Wat is voorbijgaande ticstoornis?
Voorbijgaande ticstoornis is een veel voorkomende aandoening bij kinderen. Het wordt gekenmerkt door oncontroleerbare, subtiele spiertrekkingen of vocale geluiden zoals gegrom of klikken. De aandoening is meestal van korte duur en duurt minder dan een jaar. Er is geen remedie voor tijdelijke tic-stoornis en de meeste artsen moedigen ouders gewoon aan om de aandacht niet op het probleem te vestigen en te wachten tot de symptomen vanzelf verbeteren. Gedragstherapie en medicijnen kunnen worden overwogen als de tics van een kind ernstig genoeg worden om het school- en thuisleven te beïnvloeden.
De exacte oorzaken van voorbijgaande ticstoornis zijn niet goed begrepen. Het lijkt erop dat symptomen zowel fysiologisch als psychologisch van aard kunnen zijn. Net als ernstigere ticstoornissen, zoals het Tourette-syndroom, kan een kind een mild hersendefect of chemische tekort hebben dat ongebruikelijke elektrische activiteit veroorzaakt. Als gevolg hiervan kan het centrale zenuwstelsel sporadische spierspasmen veroorzaken. Omgevingsfactoren zoals stress en vermoeidheid lijken tics bij veel patiënten erger te maken, wat wijst op een psychologisch verband met het probleem.

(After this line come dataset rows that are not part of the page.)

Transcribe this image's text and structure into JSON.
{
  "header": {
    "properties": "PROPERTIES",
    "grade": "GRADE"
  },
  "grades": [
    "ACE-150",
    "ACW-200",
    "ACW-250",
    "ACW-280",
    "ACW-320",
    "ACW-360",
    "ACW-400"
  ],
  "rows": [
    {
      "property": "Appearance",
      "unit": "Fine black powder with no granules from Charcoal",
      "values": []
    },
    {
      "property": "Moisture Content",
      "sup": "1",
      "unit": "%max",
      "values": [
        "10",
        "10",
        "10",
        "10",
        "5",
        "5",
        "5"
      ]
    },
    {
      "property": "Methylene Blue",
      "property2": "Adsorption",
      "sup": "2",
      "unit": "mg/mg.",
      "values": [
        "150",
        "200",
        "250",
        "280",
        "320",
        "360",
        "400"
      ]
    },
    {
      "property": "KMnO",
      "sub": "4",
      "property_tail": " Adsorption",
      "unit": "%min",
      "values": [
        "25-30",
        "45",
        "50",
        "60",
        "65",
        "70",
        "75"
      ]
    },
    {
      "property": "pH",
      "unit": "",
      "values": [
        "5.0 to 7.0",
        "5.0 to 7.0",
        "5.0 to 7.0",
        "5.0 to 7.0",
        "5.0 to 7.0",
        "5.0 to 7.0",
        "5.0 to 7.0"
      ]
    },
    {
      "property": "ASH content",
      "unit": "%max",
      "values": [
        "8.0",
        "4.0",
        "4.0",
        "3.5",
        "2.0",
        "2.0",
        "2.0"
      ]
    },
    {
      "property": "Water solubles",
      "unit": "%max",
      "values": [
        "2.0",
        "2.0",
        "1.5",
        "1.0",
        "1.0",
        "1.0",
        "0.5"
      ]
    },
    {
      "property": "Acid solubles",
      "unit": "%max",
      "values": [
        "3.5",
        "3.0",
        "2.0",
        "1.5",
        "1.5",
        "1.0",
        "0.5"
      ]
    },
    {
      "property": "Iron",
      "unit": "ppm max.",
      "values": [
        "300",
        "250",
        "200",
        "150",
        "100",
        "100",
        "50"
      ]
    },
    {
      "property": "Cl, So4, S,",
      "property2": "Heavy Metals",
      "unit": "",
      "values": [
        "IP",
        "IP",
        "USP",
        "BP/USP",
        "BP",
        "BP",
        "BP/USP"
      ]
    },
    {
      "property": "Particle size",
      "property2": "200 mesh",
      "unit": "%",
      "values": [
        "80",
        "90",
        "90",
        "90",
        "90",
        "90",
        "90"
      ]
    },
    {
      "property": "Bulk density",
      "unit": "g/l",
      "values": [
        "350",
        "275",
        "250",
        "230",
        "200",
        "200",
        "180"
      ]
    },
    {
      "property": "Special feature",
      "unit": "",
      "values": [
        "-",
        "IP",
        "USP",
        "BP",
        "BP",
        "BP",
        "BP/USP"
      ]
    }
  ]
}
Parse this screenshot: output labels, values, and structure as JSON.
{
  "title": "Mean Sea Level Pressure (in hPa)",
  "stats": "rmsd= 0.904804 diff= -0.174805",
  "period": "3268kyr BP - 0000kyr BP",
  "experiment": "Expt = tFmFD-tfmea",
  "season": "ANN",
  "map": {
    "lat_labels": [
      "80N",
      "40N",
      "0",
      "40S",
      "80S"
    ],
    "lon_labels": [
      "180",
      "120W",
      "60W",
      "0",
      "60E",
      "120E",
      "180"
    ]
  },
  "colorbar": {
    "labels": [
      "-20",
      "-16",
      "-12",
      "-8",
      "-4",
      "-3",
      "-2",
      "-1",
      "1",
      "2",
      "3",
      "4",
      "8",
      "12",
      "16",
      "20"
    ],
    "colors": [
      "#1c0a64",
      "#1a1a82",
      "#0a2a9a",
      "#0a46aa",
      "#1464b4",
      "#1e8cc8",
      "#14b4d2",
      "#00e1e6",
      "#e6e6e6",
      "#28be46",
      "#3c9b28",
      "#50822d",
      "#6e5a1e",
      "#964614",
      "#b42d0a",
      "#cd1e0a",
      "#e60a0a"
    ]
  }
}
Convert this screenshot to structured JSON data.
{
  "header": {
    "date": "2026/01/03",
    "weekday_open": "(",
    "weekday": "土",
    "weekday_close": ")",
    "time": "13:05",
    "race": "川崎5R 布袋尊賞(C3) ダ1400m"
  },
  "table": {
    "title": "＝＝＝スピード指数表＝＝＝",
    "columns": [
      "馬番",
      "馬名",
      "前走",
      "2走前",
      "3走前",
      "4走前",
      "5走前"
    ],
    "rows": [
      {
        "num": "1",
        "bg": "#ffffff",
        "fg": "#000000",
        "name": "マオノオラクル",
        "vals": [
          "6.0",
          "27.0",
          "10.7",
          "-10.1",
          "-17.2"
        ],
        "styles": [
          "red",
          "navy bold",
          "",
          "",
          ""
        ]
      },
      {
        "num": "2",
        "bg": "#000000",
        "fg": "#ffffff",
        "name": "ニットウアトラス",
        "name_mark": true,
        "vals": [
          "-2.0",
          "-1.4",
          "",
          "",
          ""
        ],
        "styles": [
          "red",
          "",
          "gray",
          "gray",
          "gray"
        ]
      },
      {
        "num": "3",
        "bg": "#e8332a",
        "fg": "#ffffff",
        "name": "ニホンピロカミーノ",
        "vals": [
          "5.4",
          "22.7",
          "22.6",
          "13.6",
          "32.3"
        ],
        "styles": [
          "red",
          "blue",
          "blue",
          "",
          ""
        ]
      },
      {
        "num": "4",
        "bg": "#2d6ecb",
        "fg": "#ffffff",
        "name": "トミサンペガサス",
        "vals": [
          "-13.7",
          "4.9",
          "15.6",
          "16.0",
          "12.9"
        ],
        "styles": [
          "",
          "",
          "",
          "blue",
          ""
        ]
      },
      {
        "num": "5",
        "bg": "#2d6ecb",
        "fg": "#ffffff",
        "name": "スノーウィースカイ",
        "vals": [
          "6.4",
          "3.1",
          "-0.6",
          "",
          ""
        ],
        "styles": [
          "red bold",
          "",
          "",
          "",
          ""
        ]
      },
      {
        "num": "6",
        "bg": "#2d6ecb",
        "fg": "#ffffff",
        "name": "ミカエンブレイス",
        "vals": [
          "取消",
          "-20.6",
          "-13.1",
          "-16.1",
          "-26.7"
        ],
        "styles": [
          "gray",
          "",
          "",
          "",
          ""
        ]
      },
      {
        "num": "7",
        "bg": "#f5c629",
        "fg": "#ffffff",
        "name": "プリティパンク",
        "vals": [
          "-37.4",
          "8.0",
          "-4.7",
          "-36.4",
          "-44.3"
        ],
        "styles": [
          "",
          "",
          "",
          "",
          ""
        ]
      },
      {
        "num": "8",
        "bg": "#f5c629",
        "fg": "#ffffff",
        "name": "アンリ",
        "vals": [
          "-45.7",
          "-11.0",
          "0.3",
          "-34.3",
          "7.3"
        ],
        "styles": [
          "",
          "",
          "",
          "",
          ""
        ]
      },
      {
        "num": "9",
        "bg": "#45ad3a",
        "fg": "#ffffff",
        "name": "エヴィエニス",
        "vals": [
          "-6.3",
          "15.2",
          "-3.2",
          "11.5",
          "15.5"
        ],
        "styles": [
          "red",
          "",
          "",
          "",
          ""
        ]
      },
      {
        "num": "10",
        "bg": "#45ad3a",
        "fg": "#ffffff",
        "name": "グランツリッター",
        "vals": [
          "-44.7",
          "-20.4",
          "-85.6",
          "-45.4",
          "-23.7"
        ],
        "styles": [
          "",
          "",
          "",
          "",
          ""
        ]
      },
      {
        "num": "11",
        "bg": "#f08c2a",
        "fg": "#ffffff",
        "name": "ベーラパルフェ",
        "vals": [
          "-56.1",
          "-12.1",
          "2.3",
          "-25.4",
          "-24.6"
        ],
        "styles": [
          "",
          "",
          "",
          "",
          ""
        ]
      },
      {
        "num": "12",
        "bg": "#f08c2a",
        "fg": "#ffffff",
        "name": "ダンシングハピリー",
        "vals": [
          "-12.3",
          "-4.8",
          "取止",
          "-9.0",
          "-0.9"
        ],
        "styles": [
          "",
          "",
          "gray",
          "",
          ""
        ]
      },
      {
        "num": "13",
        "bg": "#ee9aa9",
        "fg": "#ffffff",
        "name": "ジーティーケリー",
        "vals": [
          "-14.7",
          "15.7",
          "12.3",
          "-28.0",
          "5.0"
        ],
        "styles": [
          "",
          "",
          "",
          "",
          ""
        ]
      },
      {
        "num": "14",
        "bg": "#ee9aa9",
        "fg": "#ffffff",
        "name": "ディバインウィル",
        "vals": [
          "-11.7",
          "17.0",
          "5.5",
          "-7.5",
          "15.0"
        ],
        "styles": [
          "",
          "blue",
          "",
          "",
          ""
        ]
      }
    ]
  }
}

Elk geval van voorbijgaande ticstoornis is anders. Sommige kinderen ervaren slechts één type tic, zoals de drang om met één oog te knipperen of hun lippen te slaan. Anderen ervaren meerdere tics die tegelijkertijd of na elkaar optreden. Veel voorkomende gezichtstics zijn grimassen, de tong uitsteken en de neusgaten verbreden. Een kind kan ook zijn of haar vuisten vastgrijpen, schoppen, een arm opheffen of een schouder ophalen. Vocalisaties zoals snuiven, grommen of sissen kunnen ook voorkomen.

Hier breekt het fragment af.